Closer to home, a Ball State University student has recently filed a lawsuit alleging similar issues against his university, according to the student newspaper there.

"Plaintiff and members of the Proposed Tuition Class did not choose to attend another institution of higher learning, or to seek an online degree, but instead chose to attend Defendant's institution and enroll on an in-person basis," Seslar's filing states. "Common sense would dictate that the level and quality of instruction an educator can provide through an online format is lower than the level and quality of instruction that can be provided in person."

Some professors are just uploading recorded lectures for students, according to the complaint, offering no chance for students to interact. Others still just upload written assignments without any video instruction.

Beyond paying for in-person instruction, the suit alleges that students across Purdue's regional campuses pay fees for access and maintenance of facilities, equipment, computer labs, recreational sports areas and technology. Since those who have paid these fees are "prohibited from campus," the complaint says they no longer are benefitting from the services they've paid for. 

The suit alleges that the "true college experience" comprises more than just "credit hours and degrees" but also social interaction, student groups, intramural, networking opportunities and facility access. Seslar's complaint points out that the on-campus experience in the Purdue system is advertised to potential new students.

"Comprising almost 600 beautiful acres on the banks of the St.
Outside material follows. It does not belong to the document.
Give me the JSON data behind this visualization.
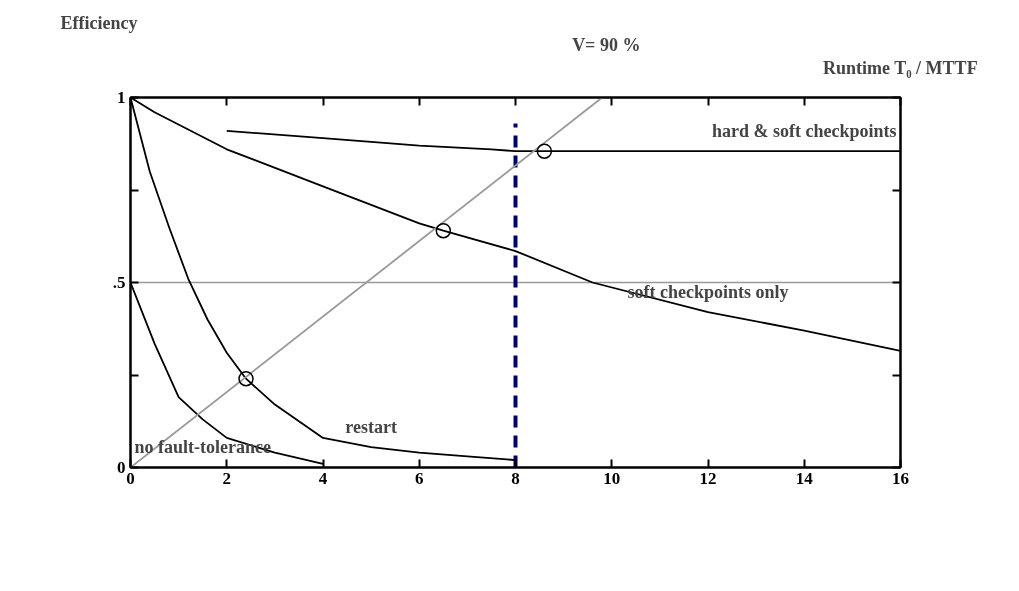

Joseph River," one included advertisement reads, "the university conveys a significant presence in the region and boasts a modern campus that includes well-equipped classrooms, impressive research labs, first-rate student housing, popular restaurants and retail, and inviting gathering spaces."

Purdue has yet to offer refunds for tuition and student fees paid for the spring semester, when on-campus instruction was cut short about halfway through the semester. This contrasts sharply with the University's decision to waive access-based fees for those taking classes in the summer term, the suit alleges.

The student fitness and wellness fee and student activity fee have been waived for summer classes that happen during remote learning, currently May and June, according to Purdue's COVID-19 webpage. If remote learning continues into July, the fee will also be waived for that time as well.

"The only difference between Defendant’s decision to discount fees for the Summer and not discount fees for the Spring is that Defendant has already collected fees for the Spring Semester and the Spring Semester students have no recourse," the suit states, "whereas Defendant has not yet collected fees for the Summer term and Defendant knows many students will not agree to pay fees for services that will not be provided during that upcoming term."

"We just received a copy of the complaint yesterday evening and are still reviewing it," Purdue spokesperson Tim Doty said via email Thursday. "We’ve not yet been served."

In reference to this lawsuit, class-action attorney with Anastopoulo Law Firm Roy Willey released the following statement via email Friday.

"These cases are about basic fairness. Colleges and universities are not unlike any other business in America and they too have to tighten their belts during this unprecedented time. They are not any more entitled to keep money for services they are not delivering than the mom and pop bakery on Main Street. Students and their families have pre-paid tuition and fees for services, access to facilities and experiential education and the universities and colleges are not delivering those services, access or experiences. Now universities are not delivering those services that students and their families have paid for and it's not fair for the universities with multi-million dollar endowments to keep all of the money that students and their families have paid. It is not fair to pass the full burden onto students and their families."